Trump’s Budget Proposals Will Slice EPA Spending By One-Third


Clean energy and environmental advocacy groups are speaking out against the Trump administration’s newly released 2018 budget proposals for discretionary spending – which, among other things, would cut U.S. Environmental Protection Agency (EPA) spending by one-third.

Among the proposals, President Donald Trump has “called for attacks” that would dismantle both the EPA and the U.S. Department of the Interior (DOI), according to the Sierra Club. The plans for the EPA’s budget include “decimating its staff and lifesaving programs,” and the DOI proposals would “sharply reduce the budget to protect America’s parks, public lands and wildlife,” the group says.

According to the White House proposal, the president’s 2018 budget requests $5.7 billion for the EPA – representing a reduction of $2.6 billion, or 31%, from 2017.

In addition, according to a press release from the DOI, Trump’s $11.6 billion proposed budget would save taxpayers $1.5 billion (a 12% reduction over 2017). Specifically, the agency says it “prioritizes strengthening America’s energy security” by increasing funding for programs that support the responsible development of oil, natural gas, coal, and renewable energy on public lands and offshore waters.

However, the Sierra Club claims the budgets would strip funding that enables the U.S. to meet its commitment to the Green Climate Fund, as well as slash funding for clean energy research efforts at the Advanced Research Projects Agency-Energy.

“Money talks, and Trump’s budget proposal screams that the only thing that matters in his America is corporate polluters’ profits and Wall Street billionaires,” states Michael Brune, executive director of the Sierra Club. “If Trump refuses to be serious about protecting our health and climate or our publicly owned lands, then Congress must act, do its job and reject this rigged budget.”

Furthermore, Paul Getsos, national coordinator of the Peoples Climate Movement, which is holding a march in Washington, D.C., next month, says, “Massive cuts in the Environmental Protection Agency will make it easier for corporations to pollute our lakes and rivers that we rely on for clean water and recreation. Cuts to economic development programs in urban and rural areas will hurt low-wage workers, especially struggling communities across the country.”

However, Thomas Pyle, president of American Energy Alliance, maintains that the budget would provide a “much-needed resetting of the relationship between the federal government, the states and the American people.” The cuts to the EPA and DOI, in addition to other federal agency cuts, “eliminate the architecture of President Obama’s politically motivated climate action plan,” he claims.

“While this is just an early step in the budget process,” he says, “President Trump’s plan sets the tone for reining in wasteful spending and costly, duplicative regulations. Let’s just hope that Congress follows the President’s lead and enacts these much-needed reforms.”
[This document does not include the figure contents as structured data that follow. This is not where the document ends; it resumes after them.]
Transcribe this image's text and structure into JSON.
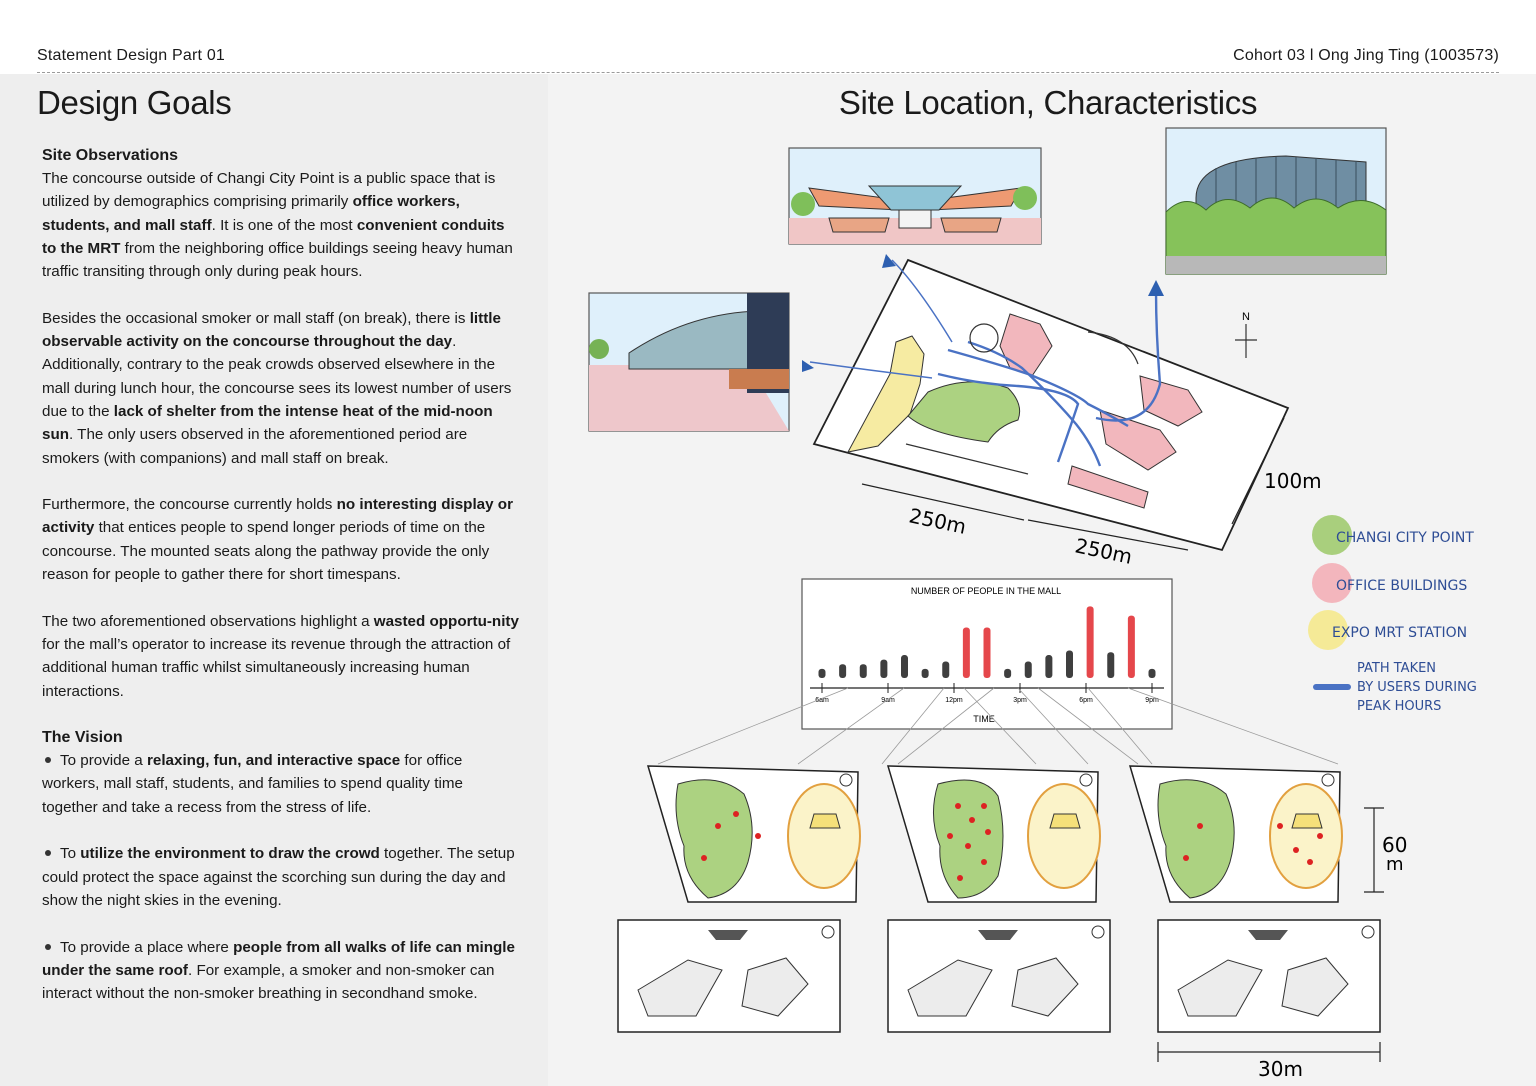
{
  "header": {
    "left": "Statement Design Part 01",
    "right": "Cohort 03 l Ong Jing Ting (1003573)"
  },
  "left": {
    "title": "Design Goals",
    "observations_heading": "Site Observations",
    "p1": [
      {
        "t": "The concourse outside of Changi City Point is a public space that is utilized by demographics comprising primarily ",
        "b": false
      },
      {
        "t": "office workers, students, and mall staff",
        "b": true
      },
      {
        "t": ". It is one of the most ",
        "b": false
      },
      {
        "t": "convenient conduits to the MRT",
        "b": true
      },
      {
        "t": " from the neighboring office buildings seeing heavy human traffic transiting through only during peak hours.",
        "b": false
      }
    ],
    "p2": [
      {
        "t": "Besides the occasional smoker or mall staff (on break), there is ",
        "b": false
      },
      {
        "t": "little observable activity on the concourse throughout the day",
        "b": true
      },
      {
        "t": ". Additionally, contrary to the peak crowds observed elsewhere in the mall during lunch hour, the concourse sees its lowest number of users due to the ",
        "b": false
      },
      {
        "t": "lack of shelter from the intense heat of the mid-noon sun",
        "b": true
      },
      {
        "t": ". The only users observed in the aforementioned period are smokers (with companions) and mall staff on break.",
        "b": false
      }
    ],
    "p3": [
      {
        "t": "Furthermore, the concourse currently holds ",
        "b": false
      },
      {
        "t": "no interesting display or activity",
        "b": true
      },
      {
        "t": " that entices people to spend longer periods of time on the concourse. The mounted seats along the pathway provide the only reason for people to gather there for short timespans.",
        "b": false
      }
    ],
    "p4": [
      {
        "t": "The two aforementioned observations highlight a ",
        "b": false
      },
      {
        "t": "wasted opportu-nity",
        "b": true
      },
      {
        "t": " for the mall’s operator to increase its revenue through the attraction of additional human traffic whilst simultaneously increasing human interactions.",
        "b": false
      }
    ],
    "vision_heading": "The Vision",
    "bullets": [
      [
        {
          "t": "To provide a ",
          "b": false
        },
        {
          "t": "relaxing, fun, and interactive space",
          "b": true
        },
        {
          "t": " for office workers, mall staff, students, and families to spend quality time together and take a recess from the stress of life.",
          "b": false
        }
      ],
      [
        {
          "t": "To ",
          "b": false
        },
        {
          "t": "utilize the environment to draw the crowd",
          "b": true
        },
        {
          "t": " together. The setup could protect the space against the scorching sun during the day and show the night skies in the evening.",
          "b": false
        }
      ],
      [
        {
          "t": "To provide a place where ",
          "b": false
        },
        {
          "t": "people from all walks of life can mingle under the same roof",
          "b": true
        },
        {
          "t": ". For example, a smoker and non-smoker can interact without the non-smoker breathing in secondhand smoke.",
          "b": false
        }
      ]
    ]
  },
  "right": {
    "title": "Site Location, Characteristics",
    "map": {
      "dim_250a": "250m",
      "dim_250b": "250m",
      "dim_100": "100m",
      "north": "N"
    },
    "legend": [
      {
        "label": "CHANGI CITY POINT",
        "color": "#a9cf7d"
      },
      {
        "label": "OFFICE BUILDINGS",
        "color": "#f3b6bd"
      },
      {
        "label": "EXPO MRT STATION",
        "color": "#f5ea97"
      },
      {
        "label": "PATH TAKEN BY USERS DURING PEAK HOURS",
        "lines": [
          "PATH TAKEN",
          "BY USERS DURING",
          "PEAK HOURS"
        ],
        "color": "#4a72c4"
      }
    ],
    "dims": {
      "height": "60",
      "height_unit": "m",
      "width": "30m"
    }
  },
  "chart_data": {
    "type": "bar",
    "title": "NUMBER OF PEOPLE IN THE MALL",
    "xlabel": "TIME",
    "ylabel": "",
    "tick_labels": [
      "6am",
      "9am",
      "12pm",
      "3pm",
      "6pm",
      "9pm"
    ],
    "values": [
      1,
      1.5,
      1.5,
      2,
      2.5,
      1,
      1.8,
      5.5,
      5.5,
      1,
      1.8,
      2.5,
      3,
      7.8,
      2.8,
      6.8,
      1
    ],
    "highlight": [
      false,
      false,
      false,
      false,
      false,
      false,
      false,
      true,
      true,
      false,
      false,
      false,
      false,
      true,
      false,
      true,
      false
    ],
    "colors": {
      "normal": "#3f3f3f",
      "highlight": "#e5474b"
    },
    "ylim": [
      0,
      8.5
    ]
  }
}
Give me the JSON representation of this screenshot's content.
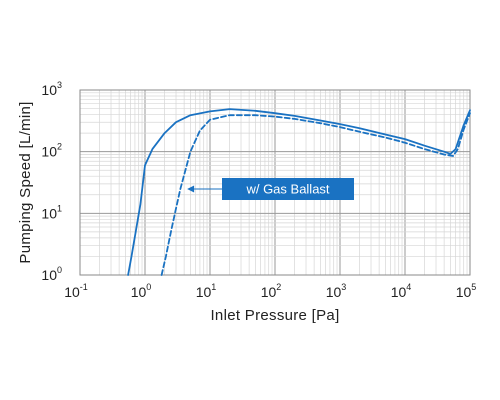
{
  "chart_data": {
    "type": "line",
    "xlabel": "Inlet Pressure [Pa]",
    "ylabel": "Pumping Speed [L/min]",
    "xscale": "log",
    "yscale": "log",
    "xlim": [
      0.1,
      100000
    ],
    "ylim": [
      1,
      1000
    ],
    "grid": true,
    "x_tick_labels": [
      {
        "base": "10",
        "exp": "-1"
      },
      {
        "base": "10",
        "exp": "0"
      },
      {
        "base": "10",
        "exp": "1"
      },
      {
        "base": "10",
        "exp": "2"
      },
      {
        "base": "10",
        "exp": "3"
      },
      {
        "base": "10",
        "exp": "4"
      },
      {
        "base": "10",
        "exp": "5"
      }
    ],
    "y_tick_labels": [
      {
        "base": "10",
        "exp": "0"
      },
      {
        "base": "10",
        "exp": "1"
      },
      {
        "base": "10",
        "exp": "2"
      },
      {
        "base": "10",
        "exp": "3"
      }
    ],
    "series": [
      {
        "line_style": "solid",
        "color": "#1a72c2",
        "points": [
          [
            0.55,
            1
          ],
          [
            0.62,
            2
          ],
          [
            0.72,
            5
          ],
          [
            0.85,
            14
          ],
          [
            1.0,
            60
          ],
          [
            1.3,
            110
          ],
          [
            2.0,
            200
          ],
          [
            3.0,
            300
          ],
          [
            5.0,
            390
          ],
          [
            10,
            450
          ],
          [
            20,
            490
          ],
          [
            50,
            460
          ],
          [
            100,
            420
          ],
          [
            200,
            380
          ],
          [
            500,
            320
          ],
          [
            1000,
            280
          ],
          [
            2000,
            240
          ],
          [
            5000,
            190
          ],
          [
            10000,
            160
          ],
          [
            20000,
            125
          ],
          [
            40000,
            100
          ],
          [
            50000,
            92
          ],
          [
            60000,
            110
          ],
          [
            80000,
            270
          ],
          [
            100000,
            470
          ]
        ]
      },
      {
        "name": "w/ Gas Ballast",
        "line_style": "dashed",
        "color": "#1a72c2",
        "points": [
          [
            1.8,
            1
          ],
          [
            2.1,
            2
          ],
          [
            2.5,
            5
          ],
          [
            3.0,
            12
          ],
          [
            3.5,
            25
          ],
          [
            5.0,
            100
          ],
          [
            7.0,
            220
          ],
          [
            10,
            330
          ],
          [
            20,
            390
          ],
          [
            50,
            390
          ],
          [
            100,
            370
          ],
          [
            200,
            340
          ],
          [
            500,
            290
          ],
          [
            1000,
            250
          ],
          [
            2000,
            210
          ],
          [
            5000,
            170
          ],
          [
            10000,
            140
          ],
          [
            20000,
            110
          ],
          [
            40000,
            90
          ],
          [
            55000,
            85
          ],
          [
            65000,
            110
          ],
          [
            80000,
            230
          ],
          [
            100000,
            420
          ]
        ]
      }
    ],
    "annotation": {
      "text": "w/ Gas Ballast",
      "box_color": "#1a72c2",
      "arrow_to": [
        4.0,
        40
      ]
    }
  }
}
Speaking specifically on the EPA budget cuts, Pyle adds, “President Trump is sending a clear message that the EPA will no longer waste taxpayer dollars to carry out the previous administration’s climate action plan. The argument that this proposal would keep EPA from doing its job holds no water.”

In addition, under the Obama administration, he says, the DOI “adopted a ‘keep-it-in-the-ground’ approach that prevented the responsible development of our energy resources, especially natural gas, oil and coal.”

However, Margie Alt, executive director of Environment America, calls the budget proposal “dirty and dangerous.”

“Slashing EPA’s overall budget by more than a third means the agency cannot adequately enforce our clean air and clean water safeguards,” she says. “It is basically a ‘get-out-of-jail-free card’ for polluters. In addition, Trump’s proposed budget underfunds environmental issues that matter to millions of Americans – like climate action, clean energy and our national parks.”